Bishop Thomas Ely of the Episcopal Church in Vermont was among those asking for the extended waiting period of 72 hours for all firearms, adding that he understood it could “slightly inconvenience” some.

But, he said, that could make all the difference in saving someone’s life.

“It is about time, in more ways than one,” Ely said.

Opponents of the measure called it a violation of their constitutional rights, adding that a 24-hour delay would make it harder for people to access handguns for self-defense.

Ed Wilson of Morrisville said while many supporters of the legislation called themselves hunters and spoke about how a waiting period would not infringe on their ability to have a gun, that’s not how he views the constitutional right.

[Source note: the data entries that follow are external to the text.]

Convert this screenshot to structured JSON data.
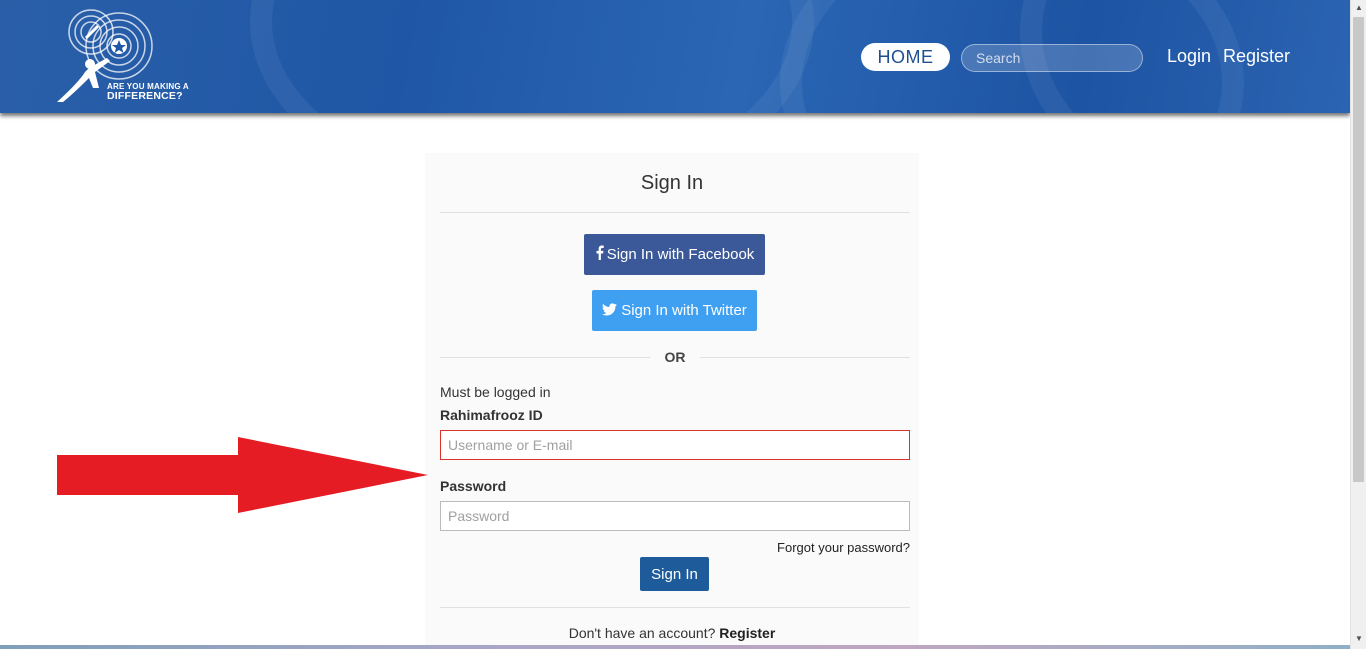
{
  "header": {
    "logo_line1": "ARE YOU MAKING A",
    "logo_line2": "DIFFERENCE?",
    "nav": {
      "home": "HOME",
      "search_placeholder": "Search",
      "login": "Login",
      "register": "Register"
    }
  },
  "signin_card": {
    "title": "Sign In",
    "facebook_button": "Sign In with Facebook",
    "twitter_button": "Sign In with Twitter",
    "or_divider": "OR",
    "notice": "Must be logged in",
    "username_label": "Rahimafrooz ID",
    "username_placeholder": "Username or E-mail",
    "password_label": "Password",
    "password_placeholder": "Password",
    "forgot_link": "Forgot your password?",
    "submit_button": "Sign In",
    "footer_text": "Don't have an account?",
    "footer_register": "Register"
  },
  "colors": {
    "header_blue": "#1f57a6",
    "facebook": "#3b5998",
    "twitter": "#3f9ff0",
    "signin_button": "#1e5b9a",
    "error_border": "#d9352b",
    "arrow_red": "#e51c23"
  },
  "icons": {
    "facebook": "facebook-icon",
    "twitter": "twitter-icon",
    "arrow": "red-arrow-annotation"
  }
}
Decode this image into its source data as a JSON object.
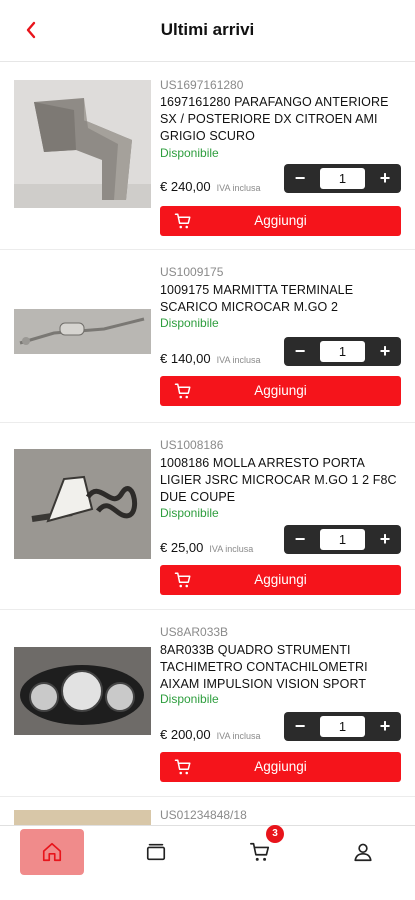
{
  "header": {
    "title": "Ultimi arrivi",
    "back_icon": "chevron-left-icon"
  },
  "products": [
    {
      "sku": "US1697161280",
      "name": "1697161280 PARAFANGO ANTERIORE SX / POSTERIORE DX CITROEN AMI GRIGIO SCURO",
      "availability": "Disponibile",
      "price": "€ 240,00",
      "vat": "IVA inclusa",
      "quantity": "1",
      "add_label": "Aggiungi"
    },
    {
      "sku": "US1009175",
      "name": "1009175 MARMITTA TERMINALE SCARICO MICROCAR M.GO 2",
      "availability": "Disponibile",
      "price": "€ 140,00",
      "vat": "IVA inclusa",
      "quantity": "1",
      "add_label": "Aggiungi"
    },
    {
      "sku": "US1008186",
      "name": "1008186 MOLLA ARRESTO PORTA LIGIER JSRC MICROCAR M.GO 1 2 F8C DUE COUPE",
      "availability": "Disponibile",
      "price": "€ 25,00",
      "vat": "IVA inclusa",
      "quantity": "1",
      "add_label": "Aggiungi"
    },
    {
      "sku": "US8AR033B",
      "name": "8AR033B QUADRO STRUMENTI TACHIMETRO CONTACHILOMETRI AIXAM IMPULSION VISION SPORT",
      "availability": "Disponibile",
      "price": "€ 200,00",
      "vat": "IVA inclusa",
      "quantity": "1",
      "add_label": "Aggiungi"
    }
  ],
  "partial_sku": "US01234848/18",
  "tabbar": {
    "tabs": [
      {
        "icon": "home-icon",
        "active": true
      },
      {
        "icon": "catalog-icon",
        "active": false
      },
      {
        "icon": "cart-icon",
        "active": false,
        "badge": "3"
      },
      {
        "icon": "user-icon",
        "active": false
      }
    ]
  },
  "colors": {
    "accent": "#f5141b",
    "available": "#2e9e3e",
    "active_tab": "#f08b8b",
    "stepper": "#2b2b2b"
  }
}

“I want to remind them that the Second Amendment is about shooting tyrants, and not deer,” Wilson said.

Both Alyssa and Rob Black of Essex, the parents of 23-year-old Andrew, who shot and killed himself late last year hours after buying a handgun, spoke out in favor of the waiting-period legislation.

Both said if such a waiting period had been in place, they believed their son would be alive today.

“It’s too late for Andrew,” Rob Black said, adding that adopting a waiting period will give others more time before acting on an impulse than his son had.

“I can’t tell you how many,” Black said, “but I can tell you this law will save lives.”

Near the end of the hearing, the event became a bit heated when Rep. Maxine Grad, D-Moretown, House Judiciary Committee chair, banged down the gavel as a few gun-rights supporters waved small American flags after an opponent of the legislation spoke.

That was followed by more gaveling from Grad as the hearing drew to a close as applause followed the last speaker of the evening voicing opposition to the waiting period bill.

Grad had started the hearing by telling the crowd to refrain from displays of support or opposition to speakers, on either side.

Whatever the lawmakers ultimately decide on the bill, Republican Gov. Phil Scott appears to be a roadblock for any firearms legislation passing this session.

The governor has said he’s not inclined to endorse new legislation, following a year when he endorsed historic gun control measures in a state that had been known for its permissive firearm laws.

The House Judiciary Committee is set to discuss the firearms legislation Wednesday.